Peristiwa ini lazim dikenal sebagai transpirasi stomatal. Selain itu, sebagian kecil uap air dapat juga
hilang melalui kutikula (transpirasi lentikuler). Berbeda dengan evaporasi, uap air pada transpirasi
tidak meninggalkan permukaan bebas, tetapi harus melewati epidermis atau stomata. Transpirasi
ditentukan oleh faktor yang memengaruhi pembukaan stomata. Sebagai contoh, kenaikan
temperatur daun dapat memacu evaporasi, tetapi dapat pula menyebabkan menutupnya stoma
sehingga transpirasi menjadi berkurang.
Transpirasi bermanfaat bagi tumbuhan karena dapat menyebabkan terbentuknya daya isap
daun, membantu penyerapan air dan hara oleh akar, serta mempertahankan suhu permukaan daun.

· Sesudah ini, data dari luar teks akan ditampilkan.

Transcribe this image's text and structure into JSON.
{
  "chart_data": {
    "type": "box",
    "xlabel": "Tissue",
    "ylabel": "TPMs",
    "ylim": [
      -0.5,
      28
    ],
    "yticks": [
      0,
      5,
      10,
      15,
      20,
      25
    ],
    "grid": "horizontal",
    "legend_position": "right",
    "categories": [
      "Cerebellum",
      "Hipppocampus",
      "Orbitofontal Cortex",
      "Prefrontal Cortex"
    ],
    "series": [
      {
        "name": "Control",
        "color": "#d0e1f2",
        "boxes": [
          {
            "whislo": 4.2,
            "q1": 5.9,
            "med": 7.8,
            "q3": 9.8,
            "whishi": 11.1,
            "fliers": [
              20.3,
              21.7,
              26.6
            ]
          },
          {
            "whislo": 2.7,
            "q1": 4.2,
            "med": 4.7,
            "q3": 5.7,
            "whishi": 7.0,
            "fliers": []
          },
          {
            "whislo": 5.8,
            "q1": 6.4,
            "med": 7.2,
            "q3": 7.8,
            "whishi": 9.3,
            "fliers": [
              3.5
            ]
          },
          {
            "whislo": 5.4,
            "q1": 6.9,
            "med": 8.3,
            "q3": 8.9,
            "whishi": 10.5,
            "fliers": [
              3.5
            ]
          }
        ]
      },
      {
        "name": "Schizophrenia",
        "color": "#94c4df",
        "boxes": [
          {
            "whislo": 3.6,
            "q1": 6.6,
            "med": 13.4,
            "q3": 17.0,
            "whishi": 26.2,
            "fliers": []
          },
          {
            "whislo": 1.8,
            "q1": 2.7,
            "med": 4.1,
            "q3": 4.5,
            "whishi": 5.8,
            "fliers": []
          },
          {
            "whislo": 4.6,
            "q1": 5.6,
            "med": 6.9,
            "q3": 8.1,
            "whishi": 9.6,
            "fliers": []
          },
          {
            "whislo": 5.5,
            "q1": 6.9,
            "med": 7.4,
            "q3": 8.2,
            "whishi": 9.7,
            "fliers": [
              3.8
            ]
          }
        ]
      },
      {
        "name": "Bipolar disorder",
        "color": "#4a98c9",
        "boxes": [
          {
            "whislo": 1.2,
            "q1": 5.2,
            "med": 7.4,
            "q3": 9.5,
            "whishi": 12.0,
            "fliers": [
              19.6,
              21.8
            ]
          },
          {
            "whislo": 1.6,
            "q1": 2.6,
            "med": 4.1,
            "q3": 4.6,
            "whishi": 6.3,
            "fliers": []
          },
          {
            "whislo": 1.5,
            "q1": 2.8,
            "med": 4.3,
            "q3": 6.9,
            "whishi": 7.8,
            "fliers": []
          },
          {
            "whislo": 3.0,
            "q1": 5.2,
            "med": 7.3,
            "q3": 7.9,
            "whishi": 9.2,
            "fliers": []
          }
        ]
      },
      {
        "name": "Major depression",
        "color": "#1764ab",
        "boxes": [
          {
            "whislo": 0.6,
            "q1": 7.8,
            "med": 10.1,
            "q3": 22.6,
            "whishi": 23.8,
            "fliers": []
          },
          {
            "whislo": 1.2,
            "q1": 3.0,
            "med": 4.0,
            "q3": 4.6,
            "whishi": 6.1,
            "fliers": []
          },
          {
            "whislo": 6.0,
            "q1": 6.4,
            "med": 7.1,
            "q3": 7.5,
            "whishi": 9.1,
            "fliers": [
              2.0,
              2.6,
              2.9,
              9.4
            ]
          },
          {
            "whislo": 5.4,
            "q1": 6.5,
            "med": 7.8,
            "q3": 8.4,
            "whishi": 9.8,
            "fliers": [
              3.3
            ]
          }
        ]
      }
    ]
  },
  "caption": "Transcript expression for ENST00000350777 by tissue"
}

Akan tetapi, transpirasi dapat juga membahayakan kehidupan tumbuhan. Hal ini terjadi apabila uap
air yang ditranspirasi melampaui jumlah air yang diserap oleh akar. Akibatnya, tumbuhan akan
kekurangan air. Kekurangan air yang berlebihan dapat mengakibatkan kelayuan yang berakhir
dengan kematian.
Transpirasi yang besar akan memaksa tumbuhan untuk melakukan penyerapan dalam jumlah
yang besar pula. Faktor-faktor yang memengaruhi kecepatan transpirasi adalah berikut ini :
a. Faktor Dalam
1) Jumlah stomata tiap satuan luas daun
Jumlah stomata bergantung kepada jenis tumbuhan dan faktor lingkungan pada saat daun itu
berkembang.
2) Struktur anatomi daun
Alat tambahan yang berupa trikoma dapat mencegah penguapan. Selain itu, penguapan dapat
dikurangi dengan terbentuknya lapisan kutikula pada permukaan daun yang cukup tebal serta
letak stomata yang tersembunyi.
3) Potensial osmosis daun
Sel daun mempunyai potensial osmosis yang tinggi sehingga air tidak mudah menguap.
b. Faktor Luar atau Lingkungan
1) Kelembaban udara
Apabila kelembaban udara rendah maka selisih potensial air antara rongga substomater dan
udara sekitar menjadi besar. Akibatnya, akan terjadi penguapan dengan cepat dan difusi
uap air ke udara berlangsung makin cepat.
2) Temperatur
Kenaikan temperatur akan mempercepat transpirasi karena evaporasi dari permukaan
mesofil meningkat.
3) Angin
Angin dapat memindahkan uap air dari permukaan daun sehingga kelembaban menurun.
4) Ketersediaan air
Apabila jumlah air yang terdapat di lingkungan terbatas maka transpirasi akan berkurang. Laju
kehilangan air suatu tanaman bergantung kepada perbedaan potensial air antara atmosfer dan di dalam
sel daun, terutama pada rongga substomater. Jika ruang antarsel dalam daun jenuh dengan uap air
maka laju kehilangan uap air ditentukan oleh kelembaban nisbi udara di atmosfer. Setiap keadaan
lingkungan yang menyebabkan perubahan besarnya perbedaan potensial air antara sel daun dan
udara luar, dapat menyebabkan kenaikan laju transpirasi.
Radiasi matahari sangat penting bagi fotosintesis. Selain itu, radiasi dapat menimbulkan
panas. Panas yang diterima oleh daun digunakan sebagai sumber energi bagi transpirasi. Untuk
menguapkan 1 gram air dibutuhkan 568 kalori energi panas. Oleh karena itu, transpirasi
berpengaruh dalam pendinginan daun tumbuhan.